You know, I can't execute a shopping trip to Home Depot without some turmoil and commotion for a home project. We're not going to stand up a new agency without a certain amount of churn. We wouldn't do it if we didn't think it was necessary. We think it's critical. And so I am going to continue to use, and others will continue to use every bit of our persuasive power to convince the Congress that this is an agency worth standing up and worth funding. Acting Secretary of the Air Force Donovan and I, I think, could not be more closely aligned on the need for an SDA. And again, if the Congress chooses to create a space force, he's going to inherit it. So we're - this is not an example - this is not an example of power struggles within the DOD. We're getting along very well. And I think all of the key decision-makers are completely lined up on the need for the SDA and what it's trying to do. I can't - I guess I can't say it any better.
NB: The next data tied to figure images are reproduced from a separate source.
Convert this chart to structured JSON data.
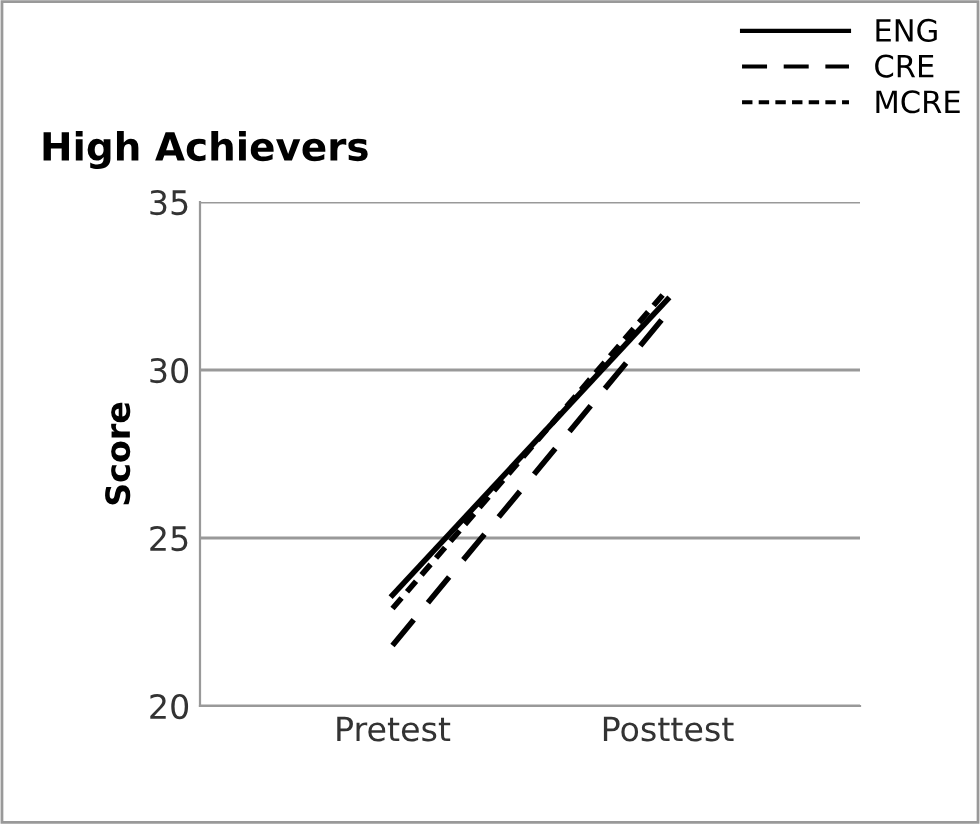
{
  "chart_data": {
    "type": "line",
    "title": "High Achievers",
    "ylabel": "Score",
    "categories": [
      "Pretest",
      "Posttest"
    ],
    "series": [
      {
        "name": "ENG",
        "color": "#000000",
        "line_style": "solid",
        "values": [
          23.3,
          32.1
        ]
      },
      {
        "name": "CRE",
        "color": "#000000",
        "line_style": "dashed",
        "values": [
          21.8,
          31.7
        ]
      },
      {
        "name": "MCRE",
        "color": "#000000",
        "line_style": "dotted",
        "values": [
          22.9,
          32.4
        ]
      }
    ],
    "ylim": [
      20,
      35
    ],
    "yticks": [
      20,
      25,
      30,
      35
    ],
    "grid": "y",
    "legend": "top right",
    "marker": "none"
  }
}
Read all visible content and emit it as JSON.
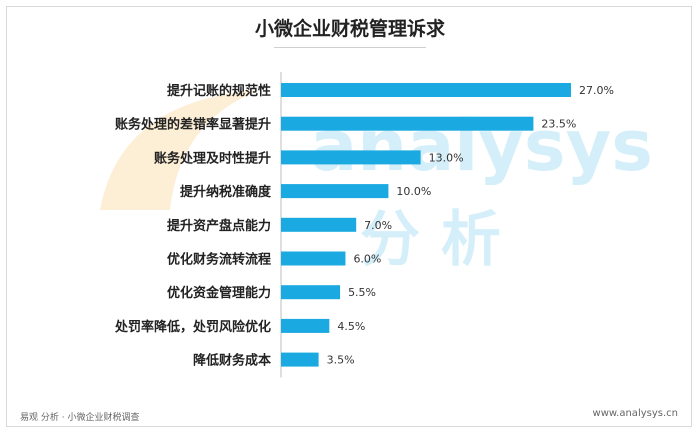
{
  "chart_data": {
    "type": "bar",
    "orientation": "horizontal",
    "title": "小微企业财税管理诉求",
    "categories": [
      "提升记账的规范性",
      "账务处理的差错率显著提升",
      "账务处理及时性提升",
      "提升纳税准确度",
      "提升资产盘点能力",
      "优化财务流转流程",
      "优化资金管理能力",
      "处罚率降低，处罚风险优化",
      "降低财务成本"
    ],
    "values": [
      27.0,
      23.5,
      13.0,
      10.0,
      7.0,
      6.0,
      5.5,
      4.5,
      3.5
    ],
    "value_labels": [
      "27.0%",
      "23.5%",
      "13.0%",
      "10.0%",
      "7.0%",
      "6.0%",
      "5.5%",
      "4.5%",
      "3.5%"
    ],
    "xlim": [
      0,
      27.0
    ],
    "bar_color": "#1aa9e0",
    "grid": false,
    "legend": "none"
  },
  "footer": {
    "source": "易观 分析 · 小微企业财税调查",
    "site": "www.analysys.cn"
  }
}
HEINRICHS: There's a lady over here. I wanted to get to her.

GRIFFIN: But I'll just finish off by saying don't expect us to stand up a new capability with no management churn. I mean, if that's your expectation, go somewhere else because I can't deliver it.

AUDIENCE MEMBER: I was wondering what your current assessment is on North Korea's missile capabilities, especially after it launched 10 projectiles over the last two weeks.

GRIFFIN: I have no public comment to make about North Korea's missile capability. That would - that assessment would properly belong to our intelligence community, and that's not my job.

HEINRICHS: I would just point to - I just hosted the director of the Defense Intelligence Agency here at Hudson. And we talked a lot about missiles. So - and that's on our website. I think we've got time for one last question. And we'll go here in the back, if you could ask it very, very briefly.

AUDIENCE MEMBER: Just one question on Iran - last year, General Samuel Greaves told Congress that - he said the assessment at the Pentagon for Iran to acquire a hypersonic missiles was "extremely high," quote, unquote. I just want to know what the assessment is today, and has Iran intensified its moves since the withdrawal from the JCPOA? Thanks.

GRIFFIN: Well, I'm sorry you wasted your question. One more time, I'm not in the intelligence or the assessment business. And if I were, I probably couldn't comment. But since I don't actually know anything, it's easy to say I'm not going to comment. Sorry.

HEINRICHS: If I could point to another event, I hosted Brian Hook here, special envoy to Iran, and we discussed about how north - or Iran's missile program has not - has continued to improve since the JCPOA. The JCPOA did not slow the missile program. And that's - the transcript is on the website as well. And with that, please join me in thanking Dr. Griffin for his time and remarks.